I to stwarza możliwości. W najlepszym przypadku, Gwint nie chodzi o strzelanie do ludzi, ale raczej o zachęcanie ludzi do strzelania do siebie nawzajem, podczas gdy ty w ostatniej chwili się wycofujesz. Sprowadza się to do rozpoznawania kształtów. Jakaś część mojego mózgu nagle zdałaby sobie sprawę, iż konfiguracja heksów, z którą się zetknąłem, była idealnie przygotowana do rzezi, gdybym tylko mógł się wydostać z drogi. Wtedy snajper zastrzeliłby miotacza pułapek. Albo wściekły baran uderzyłby miotaczem ładunków wybuchowych, który z kolei zostałby postrzelony przez machającego kluczem. A ja? Mile dalej, lub przynajmniej heksy dalej, siedząc na przysłowiowej plaży i zarabiając 20 procent.
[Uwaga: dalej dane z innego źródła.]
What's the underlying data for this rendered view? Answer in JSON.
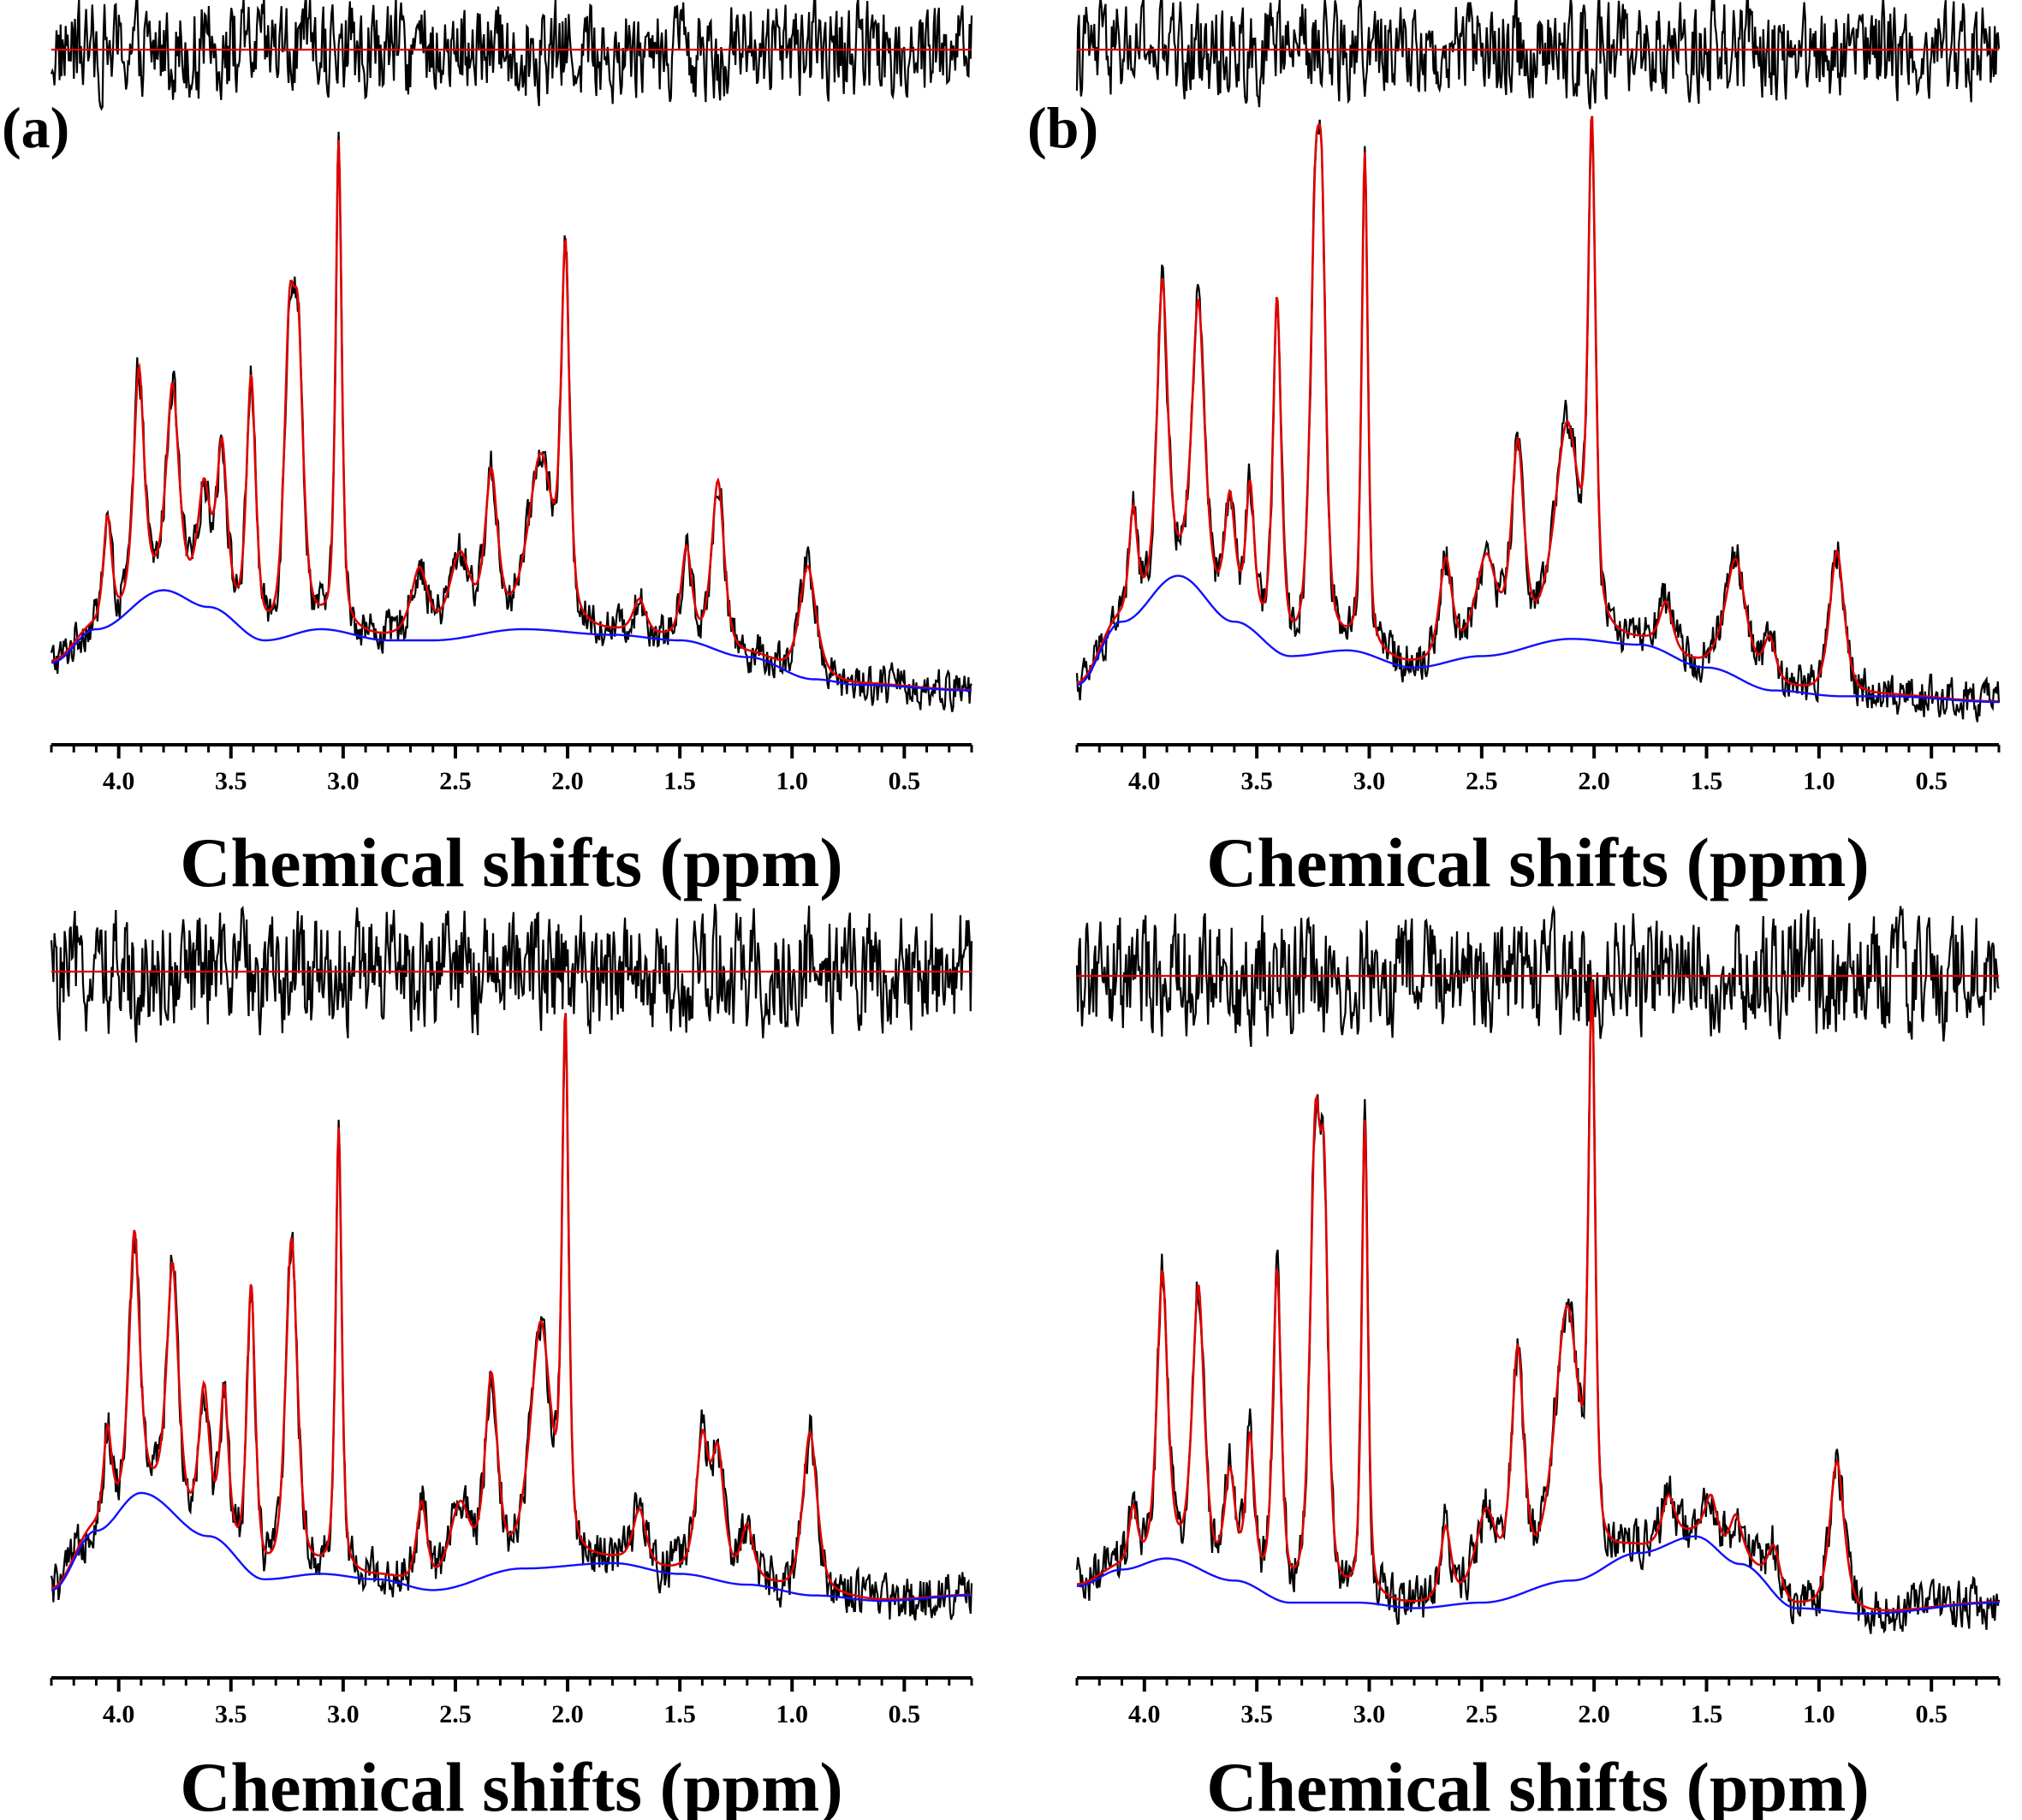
{
  "figure": {
    "description_visible": "MR spectra with fit, baseline and residual, four panels",
    "colors": {
      "measured": "#000000",
      "fit": "#e00000",
      "baseline": "#1010ff",
      "axis": "#000000"
    }
  },
  "chart_data": [
    {
      "panel": "top-left",
      "type": "line",
      "panel_label": "(a)",
      "xlabel": "Chemical shifts (ppm)",
      "ylabel": "",
      "xlim": [
        4.3,
        0.2
      ],
      "x_reversed": true,
      "ticks": [
        "4.0",
        "3.5",
        "3.0",
        "2.5",
        "2.0",
        "1.5",
        "1.0",
        "0.5"
      ],
      "tick_values": [
        4.0,
        3.5,
        3.0,
        2.5,
        2.0,
        1.5,
        1.0,
        0.5
      ],
      "baseline_level": 0.0,
      "baseline_points": [
        [
          4.3,
          0.04
        ],
        [
          4.1,
          0.1
        ],
        [
          3.8,
          0.17
        ],
        [
          3.6,
          0.14
        ],
        [
          3.35,
          0.08
        ],
        [
          3.1,
          0.1
        ],
        [
          2.8,
          0.08
        ],
        [
          2.6,
          0.08
        ],
        [
          2.2,
          0.1
        ],
        [
          1.8,
          0.09
        ],
        [
          1.5,
          0.08
        ],
        [
          1.2,
          0.05
        ],
        [
          0.9,
          0.01
        ],
        [
          0.7,
          0.0
        ],
        [
          0.2,
          -0.01
        ]
      ],
      "peaks": [
        {
          "ppm": 4.05,
          "height": 0.19,
          "width": 0.02
        },
        {
          "ppm": 3.91,
          "height": 0.41,
          "width": 0.025
        },
        {
          "ppm": 3.76,
          "height": 0.36,
          "width": 0.03
        },
        {
          "ppm": 3.62,
          "height": 0.2,
          "width": 0.03
        },
        {
          "ppm": 3.54,
          "height": 0.28,
          "width": 0.025
        },
        {
          "ppm": 3.41,
          "height": 0.45,
          "width": 0.022
        },
        {
          "ppm": 3.24,
          "height": 0.48,
          "width": 0.025
        },
        {
          "ppm": 3.2,
          "height": 0.45,
          "width": 0.025
        },
        {
          "ppm": 3.02,
          "height": 0.87,
          "width": 0.015
        },
        {
          "ppm": 2.66,
          "height": 0.12,
          "width": 0.04
        },
        {
          "ppm": 2.48,
          "height": 0.14,
          "width": 0.05
        },
        {
          "ppm": 2.34,
          "height": 0.27,
          "width": 0.03
        },
        {
          "ppm": 2.12,
          "height": 0.3,
          "width": 0.06
        },
        {
          "ppm": 2.01,
          "height": 0.64,
          "width": 0.02
        },
        {
          "ppm": 1.68,
          "height": 0.06,
          "width": 0.03
        },
        {
          "ppm": 1.47,
          "height": 0.16,
          "width": 0.025
        },
        {
          "ppm": 1.33,
          "height": 0.3,
          "width": 0.03
        },
        {
          "ppm": 0.93,
          "height": 0.2,
          "width": 0.04
        }
      ],
      "residual_amplitude": 0.02,
      "noise_amplitude": 0.015
    },
    {
      "panel": "top-right",
      "type": "line",
      "panel_label": "(b)",
      "xlabel": "Chemical shifts (ppm)",
      "ylabel": "",
      "xlim": [
        4.3,
        0.2
      ],
      "x_reversed": true,
      "ticks": [
        "4.0",
        "3.5",
        "3.0",
        "2.5",
        "2.0",
        "1.5",
        "1.0",
        "0.5"
      ],
      "tick_values": [
        4.0,
        3.5,
        3.0,
        2.5,
        2.0,
        1.5,
        1.0,
        0.5
      ],
      "baseline_level": 0.0,
      "baseline_points": [
        [
          4.3,
          0.03
        ],
        [
          4.1,
          0.14
        ],
        [
          3.85,
          0.22
        ],
        [
          3.6,
          0.14
        ],
        [
          3.35,
          0.08
        ],
        [
          3.1,
          0.09
        ],
        [
          2.8,
          0.06
        ],
        [
          2.5,
          0.08
        ],
        [
          2.1,
          0.11
        ],
        [
          1.8,
          0.1
        ],
        [
          1.5,
          0.06
        ],
        [
          1.2,
          0.02
        ],
        [
          0.9,
          0.01
        ],
        [
          0.7,
          0.01
        ],
        [
          0.2,
          0.0
        ]
      ],
      "peaks": [
        {
          "ppm": 4.05,
          "height": 0.18,
          "width": 0.02
        },
        {
          "ppm": 3.92,
          "height": 0.52,
          "width": 0.025
        },
        {
          "ppm": 3.76,
          "height": 0.49,
          "width": 0.03
        },
        {
          "ppm": 3.62,
          "height": 0.2,
          "width": 0.025
        },
        {
          "ppm": 3.53,
          "height": 0.23,
          "width": 0.02
        },
        {
          "ppm": 3.41,
          "height": 0.6,
          "width": 0.02
        },
        {
          "ppm": 3.24,
          "height": 0.68,
          "width": 0.025
        },
        {
          "ppm": 3.21,
          "height": 0.55,
          "width": 0.02
        },
        {
          "ppm": 3.02,
          "height": 0.86,
          "width": 0.015
        },
        {
          "ppm": 2.66,
          "height": 0.17,
          "width": 0.03
        },
        {
          "ppm": 2.48,
          "height": 0.16,
          "width": 0.05
        },
        {
          "ppm": 2.34,
          "height": 0.34,
          "width": 0.03
        },
        {
          "ppm": 2.12,
          "height": 0.36,
          "width": 0.06
        },
        {
          "ppm": 2.01,
          "height": 0.84,
          "width": 0.018
        },
        {
          "ppm": 1.68,
          "height": 0.08,
          "width": 0.03
        },
        {
          "ppm": 1.37,
          "height": 0.2,
          "width": 0.05
        },
        {
          "ppm": 1.22,
          "height": 0.08,
          "width": 0.03
        },
        {
          "ppm": 0.92,
          "height": 0.25,
          "width": 0.035
        }
      ],
      "residual_amplitude": 0.02,
      "noise_amplitude": 0.015
    },
    {
      "panel": "bottom-left",
      "type": "line",
      "panel_label": "",
      "xlabel": "Chemical shifts (ppm)",
      "ylabel": "",
      "xlim": [
        4.3,
        0.2
      ],
      "x_reversed": true,
      "ticks": [
        "4.0",
        "3.5",
        "3.0",
        "2.5",
        "2.0",
        "1.5",
        "1.0",
        "0.5"
      ],
      "tick_values": [
        4.0,
        3.5,
        3.0,
        2.5,
        2.0,
        1.5,
        1.0,
        0.5
      ],
      "baseline_level": 0.0,
      "baseline_points": [
        [
          4.3,
          0.02
        ],
        [
          4.1,
          0.13
        ],
        [
          3.9,
          0.2
        ],
        [
          3.6,
          0.12
        ],
        [
          3.35,
          0.04
        ],
        [
          3.1,
          0.05
        ],
        [
          2.85,
          0.04
        ],
        [
          2.6,
          0.02
        ],
        [
          2.2,
          0.06
        ],
        [
          1.8,
          0.07
        ],
        [
          1.5,
          0.05
        ],
        [
          1.2,
          0.03
        ],
        [
          0.9,
          0.01
        ],
        [
          0.6,
          0.0
        ],
        [
          0.2,
          0.01
        ]
      ],
      "peaks": [
        {
          "ppm": 4.05,
          "height": 0.17,
          "width": 0.02
        },
        {
          "ppm": 3.93,
          "height": 0.48,
          "width": 0.025
        },
        {
          "ppm": 3.76,
          "height": 0.45,
          "width": 0.028
        },
        {
          "ppm": 3.62,
          "height": 0.26,
          "width": 0.025
        },
        {
          "ppm": 3.53,
          "height": 0.27,
          "width": 0.02
        },
        {
          "ppm": 3.41,
          "height": 0.52,
          "width": 0.02
        },
        {
          "ppm": 3.23,
          "height": 0.62,
          "width": 0.028
        },
        {
          "ppm": 3.02,
          "height": 0.82,
          "width": 0.015
        },
        {
          "ppm": 2.65,
          "height": 0.15,
          "width": 0.025
        },
        {
          "ppm": 2.48,
          "height": 0.14,
          "width": 0.05
        },
        {
          "ppm": 2.34,
          "height": 0.35,
          "width": 0.03
        },
        {
          "ppm": 2.12,
          "height": 0.44,
          "width": 0.05
        },
        {
          "ppm": 2.01,
          "height": 0.97,
          "width": 0.016
        },
        {
          "ppm": 1.68,
          "height": 0.1,
          "width": 0.03
        },
        {
          "ppm": 1.4,
          "height": 0.24,
          "width": 0.03
        },
        {
          "ppm": 1.33,
          "height": 0.22,
          "width": 0.03
        },
        {
          "ppm": 1.2,
          "height": 0.1,
          "width": 0.03
        },
        {
          "ppm": 0.92,
          "height": 0.3,
          "width": 0.035
        }
      ],
      "residual_amplitude": 0.025,
      "noise_amplitude": 0.018
    },
    {
      "panel": "bottom-right",
      "type": "line",
      "panel_label": "",
      "xlabel": "Chemical shifts (ppm)",
      "ylabel": "",
      "xlim": [
        4.3,
        0.2
      ],
      "x_reversed": true,
      "ticks": [
        "4.0",
        "3.5",
        "3.0",
        "2.5",
        "2.0",
        "1.5",
        "1.0",
        "0.5"
      ],
      "tick_values": [
        4.0,
        3.5,
        3.0,
        2.5,
        2.0,
        1.5,
        1.0,
        0.5
      ],
      "baseline_level": 0.0,
      "baseline_points": [
        [
          4.3,
          0.05
        ],
        [
          4.1,
          0.08
        ],
        [
          3.9,
          0.1
        ],
        [
          3.6,
          0.06
        ],
        [
          3.35,
          0.02
        ],
        [
          3.05,
          0.02
        ],
        [
          2.8,
          0.01
        ],
        [
          2.5,
          0.02
        ],
        [
          2.1,
          0.06
        ],
        [
          1.8,
          0.11
        ],
        [
          1.55,
          0.14
        ],
        [
          1.35,
          0.09
        ],
        [
          1.1,
          0.01
        ],
        [
          0.8,
          0.0
        ],
        [
          0.2,
          0.02
        ]
      ],
      "peaks": [
        {
          "ppm": 4.05,
          "height": 0.1,
          "width": 0.02
        },
        {
          "ppm": 3.92,
          "height": 0.51,
          "width": 0.025
        },
        {
          "ppm": 3.76,
          "height": 0.5,
          "width": 0.028
        },
        {
          "ppm": 3.62,
          "height": 0.18,
          "width": 0.025
        },
        {
          "ppm": 3.53,
          "height": 0.25,
          "width": 0.02
        },
        {
          "ppm": 3.41,
          "height": 0.58,
          "width": 0.02
        },
        {
          "ppm": 3.24,
          "height": 0.79,
          "width": 0.025
        },
        {
          "ppm": 3.2,
          "height": 0.6,
          "width": 0.02
        },
        {
          "ppm": 3.02,
          "height": 0.86,
          "width": 0.015
        },
        {
          "ppm": 2.66,
          "height": 0.13,
          "width": 0.025
        },
        {
          "ppm": 2.48,
          "height": 0.15,
          "width": 0.05
        },
        {
          "ppm": 2.34,
          "height": 0.42,
          "width": 0.03
        },
        {
          "ppm": 2.12,
          "height": 0.48,
          "width": 0.06
        },
        {
          "ppm": 2.01,
          "height": 0.98,
          "width": 0.016
        },
        {
          "ppm": 1.67,
          "height": 0.08,
          "width": 0.03
        },
        {
          "ppm": 1.48,
          "height": 0.08,
          "width": 0.03
        },
        {
          "ppm": 1.37,
          "height": 0.08,
          "width": 0.03
        },
        {
          "ppm": 1.2,
          "height": 0.08,
          "width": 0.03
        },
        {
          "ppm": 0.92,
          "height": 0.27,
          "width": 0.035
        }
      ],
      "residual_amplitude": 0.025,
      "noise_amplitude": 0.018
    }
  ]
}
Lata temu ktoś powiedział mi podczas westernu, iż westerny to głównie wata cukrowa i gruszkowe dropsy: czysta bzdura. Dwie osoby stojące choćby dość blisko siebie z wyciągniętą bronią prawdopodobnie spudłują, zranią się lub zabiją kogoś w tłumie. Czuję się, jakbym Gwint wie o tym. Wie, iż cała idea strzelaniny jest głupia, więc znalazł precyzyjny, przewidywalny, nieco w stylu Heatha Robinsona sposób na eksplorację tej głupoty w nowy sposób. I to jest najbliższe, co mogę zrobić, aby uchwycić tę cierpką, pomysłową, nieco upartą grę w czymś tak chwytliwym i niezręcznym jak słowa.
Gwint została wydana 5 czerwca na Androida, iOS i Windows PC. Gra została zrecenzowana na PC z kodem zakupionym przez autora. Vox Media ma partnerstwa afiliacyjne. Nie wpływają one na treść redakcyjną, chociaż Vox Media może zarabiać prowizje za produkty zakupione za pośrednictwem linków afiliacyjnych. Możesz znaleźć dodatkowe informacje o polityce etycznej Polygon tutaj.